Tu sais ce qu'elle a écrit [Karen Blixen] ? Tous les chagrins sont supportables si on en fait une histoire. Une histoire. Pas des histoires.
-- Les garçons, c'est un peu comme les crapauds. Tu sais ce que font les crapauds pour attirer les femelles et éloigner les autres mâles ?
J'ai fait non de la tête.
-- Ils crient très fort.
J’ai pris ma douche en quatrième vitesse. J’ai enfilé mon tee-shirt préféré, un jean et des baskets. Je suis allée chercher Josh chez lui, comme tous les matins depuis que nous avons le droit d’aller à l’école tous les deux. Soit depuis quatre ans seulement, ma mère étant un rien anxieuse quand il s’agit de ma sécurité. (Après réflexion, le terme approprié est paranoïaque.)

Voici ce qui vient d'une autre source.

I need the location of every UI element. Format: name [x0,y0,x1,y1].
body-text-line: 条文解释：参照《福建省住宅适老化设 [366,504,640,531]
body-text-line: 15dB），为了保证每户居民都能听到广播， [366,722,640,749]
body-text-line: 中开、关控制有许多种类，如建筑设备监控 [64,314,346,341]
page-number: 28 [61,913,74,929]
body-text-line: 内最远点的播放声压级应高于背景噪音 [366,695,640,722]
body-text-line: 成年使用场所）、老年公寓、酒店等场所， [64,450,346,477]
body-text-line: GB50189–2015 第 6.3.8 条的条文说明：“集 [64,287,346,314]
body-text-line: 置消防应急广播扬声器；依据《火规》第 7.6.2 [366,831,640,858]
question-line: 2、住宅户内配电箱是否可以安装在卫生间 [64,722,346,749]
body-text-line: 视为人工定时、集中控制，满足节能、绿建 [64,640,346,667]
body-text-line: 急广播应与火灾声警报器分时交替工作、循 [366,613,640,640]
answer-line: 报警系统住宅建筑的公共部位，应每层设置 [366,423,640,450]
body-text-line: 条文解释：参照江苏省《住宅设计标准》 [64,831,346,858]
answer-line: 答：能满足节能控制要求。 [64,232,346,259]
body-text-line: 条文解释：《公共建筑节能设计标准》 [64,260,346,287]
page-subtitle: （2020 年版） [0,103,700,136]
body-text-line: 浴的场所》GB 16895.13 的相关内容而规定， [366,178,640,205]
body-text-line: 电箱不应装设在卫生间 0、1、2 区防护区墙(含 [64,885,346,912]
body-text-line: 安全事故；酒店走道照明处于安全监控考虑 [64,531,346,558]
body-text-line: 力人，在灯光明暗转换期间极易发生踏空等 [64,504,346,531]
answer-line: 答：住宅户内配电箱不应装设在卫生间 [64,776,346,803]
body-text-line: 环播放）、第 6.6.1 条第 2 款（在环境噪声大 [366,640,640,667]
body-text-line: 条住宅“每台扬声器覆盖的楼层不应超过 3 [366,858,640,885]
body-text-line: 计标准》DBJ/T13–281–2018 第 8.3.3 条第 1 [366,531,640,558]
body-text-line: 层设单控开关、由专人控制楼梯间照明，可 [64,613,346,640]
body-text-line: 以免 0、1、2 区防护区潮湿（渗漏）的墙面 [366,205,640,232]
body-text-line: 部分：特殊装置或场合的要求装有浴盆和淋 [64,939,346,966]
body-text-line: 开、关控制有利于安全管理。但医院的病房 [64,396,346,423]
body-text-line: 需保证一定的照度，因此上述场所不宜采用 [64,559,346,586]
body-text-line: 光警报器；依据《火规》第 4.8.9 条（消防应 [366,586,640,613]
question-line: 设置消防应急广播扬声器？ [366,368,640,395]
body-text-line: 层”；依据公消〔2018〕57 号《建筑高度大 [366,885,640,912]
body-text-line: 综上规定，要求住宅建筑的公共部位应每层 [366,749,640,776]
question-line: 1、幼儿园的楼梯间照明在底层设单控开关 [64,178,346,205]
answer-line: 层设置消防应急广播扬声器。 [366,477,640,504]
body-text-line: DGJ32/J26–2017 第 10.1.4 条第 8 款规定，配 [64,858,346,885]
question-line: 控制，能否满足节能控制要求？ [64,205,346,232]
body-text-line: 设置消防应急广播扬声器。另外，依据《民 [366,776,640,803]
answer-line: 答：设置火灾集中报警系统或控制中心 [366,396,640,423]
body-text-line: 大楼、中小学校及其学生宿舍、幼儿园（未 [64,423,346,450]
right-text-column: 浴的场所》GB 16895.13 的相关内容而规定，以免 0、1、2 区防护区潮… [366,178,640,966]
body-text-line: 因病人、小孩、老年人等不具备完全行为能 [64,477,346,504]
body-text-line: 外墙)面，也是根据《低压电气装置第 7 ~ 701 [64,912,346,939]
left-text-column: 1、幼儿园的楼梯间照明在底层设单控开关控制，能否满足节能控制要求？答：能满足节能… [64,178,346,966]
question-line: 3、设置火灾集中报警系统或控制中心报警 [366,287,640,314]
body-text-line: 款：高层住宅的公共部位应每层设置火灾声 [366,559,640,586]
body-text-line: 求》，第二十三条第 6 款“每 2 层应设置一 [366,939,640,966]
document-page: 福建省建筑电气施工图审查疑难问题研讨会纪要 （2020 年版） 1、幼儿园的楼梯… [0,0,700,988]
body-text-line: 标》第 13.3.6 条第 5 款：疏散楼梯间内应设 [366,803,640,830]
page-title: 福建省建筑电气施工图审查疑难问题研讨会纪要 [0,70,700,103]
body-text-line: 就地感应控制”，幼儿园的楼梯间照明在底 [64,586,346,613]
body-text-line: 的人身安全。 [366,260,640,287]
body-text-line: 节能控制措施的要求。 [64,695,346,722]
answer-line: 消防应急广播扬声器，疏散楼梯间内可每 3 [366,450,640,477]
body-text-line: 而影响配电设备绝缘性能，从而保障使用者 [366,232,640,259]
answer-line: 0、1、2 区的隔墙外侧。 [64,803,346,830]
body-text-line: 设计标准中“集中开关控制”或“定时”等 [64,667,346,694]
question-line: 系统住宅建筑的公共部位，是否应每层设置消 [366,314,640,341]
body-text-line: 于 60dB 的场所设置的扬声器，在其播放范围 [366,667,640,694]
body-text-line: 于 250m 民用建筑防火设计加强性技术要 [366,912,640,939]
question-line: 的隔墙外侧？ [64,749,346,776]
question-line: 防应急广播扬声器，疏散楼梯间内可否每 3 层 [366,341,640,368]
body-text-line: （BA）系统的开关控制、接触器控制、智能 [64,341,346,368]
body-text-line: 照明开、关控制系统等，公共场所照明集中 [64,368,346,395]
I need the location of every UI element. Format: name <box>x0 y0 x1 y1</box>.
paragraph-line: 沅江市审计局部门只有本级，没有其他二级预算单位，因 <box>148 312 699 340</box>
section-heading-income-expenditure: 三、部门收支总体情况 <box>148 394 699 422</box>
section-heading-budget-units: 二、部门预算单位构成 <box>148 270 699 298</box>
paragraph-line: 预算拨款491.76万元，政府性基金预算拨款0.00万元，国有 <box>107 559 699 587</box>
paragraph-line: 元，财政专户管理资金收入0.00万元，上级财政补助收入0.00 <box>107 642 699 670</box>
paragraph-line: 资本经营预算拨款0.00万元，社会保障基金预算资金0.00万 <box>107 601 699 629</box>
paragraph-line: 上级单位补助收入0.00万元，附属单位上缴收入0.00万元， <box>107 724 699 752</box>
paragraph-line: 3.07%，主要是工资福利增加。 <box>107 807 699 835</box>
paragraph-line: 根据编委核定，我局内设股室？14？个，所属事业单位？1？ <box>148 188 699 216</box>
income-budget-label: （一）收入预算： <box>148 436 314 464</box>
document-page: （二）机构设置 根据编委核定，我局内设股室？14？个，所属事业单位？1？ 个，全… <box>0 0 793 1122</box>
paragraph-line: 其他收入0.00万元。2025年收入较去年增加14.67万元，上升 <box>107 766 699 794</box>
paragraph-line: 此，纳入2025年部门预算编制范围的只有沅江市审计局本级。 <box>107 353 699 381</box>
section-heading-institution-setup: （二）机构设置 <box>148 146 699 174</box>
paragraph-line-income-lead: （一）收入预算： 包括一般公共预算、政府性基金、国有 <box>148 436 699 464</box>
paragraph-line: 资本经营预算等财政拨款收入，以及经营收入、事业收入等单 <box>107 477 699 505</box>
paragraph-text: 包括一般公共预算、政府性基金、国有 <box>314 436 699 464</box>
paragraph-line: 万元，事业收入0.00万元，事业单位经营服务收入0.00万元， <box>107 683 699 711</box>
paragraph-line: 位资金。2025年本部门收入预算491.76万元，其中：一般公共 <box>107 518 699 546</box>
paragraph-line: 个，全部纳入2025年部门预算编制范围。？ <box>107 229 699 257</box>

Il était devant la porte de son garage, en train de faire des paniers, la musique à fond sur son portable posé sur le muret. Quand il m’a vue, il a envoyé le ballon derrière la gouttière, juste sous la fenêtre de sa chambre, comme il le fait toujours quand il a la flemme de rentrer le ranger.
– J’ai calculé que si j’allais au lycée en courant, je gagnais quatre minutes de basket en plus le matin, a-t-il dit. Et après, je me suis souvenu qu’on y allait ensemble.
– J’ai fait un calcul presque similaire, ai-je répondu. Si je ne t’adresse pas la parole du trajet, je dois m’épargner facilement trois points de Q.I.
Il a rigolé et m’a embrassé.
Dans la rue.
Devant nos maisons.
Quelque chose de mou et un peu humide nous est tombé sur le coin du crâne.
– Poppy ! a hurlé Josh, bien trop près de mes oreilles.
Effectivement, sa soeur nous regardait depuis sa fenêtre du premier étage, une peluche dans chaque main, prête à nous bombarder.
– Si tu n’arrêtes pas tout de suite, je te promets que tu vas le regretter, a crié Josh.
Pour toute réponse, il s’est pris un panda en pleine tête.
– Je les ai mises dans l’eau, a lancé Poppy, très contente d’elle. Pour les lester.
– Je ne ferais pas ça à ta place, Poppy chérie, ai-je dit en ramassant un lapin qui, un jour, avait dû être rose. Je suis sûre que tu tiens beaucoup à ce lapin.
– Oh, tu peux le garder, a répondu l’enfant maléfique. Celui-là, je l’ai trempé dans les toilettes.
Autant dire que je l’ai aussitôt lâché. L’enfant du mal a brandi un ours à la couleur douteuse dans notre direction. C’était le moment de déguerpir.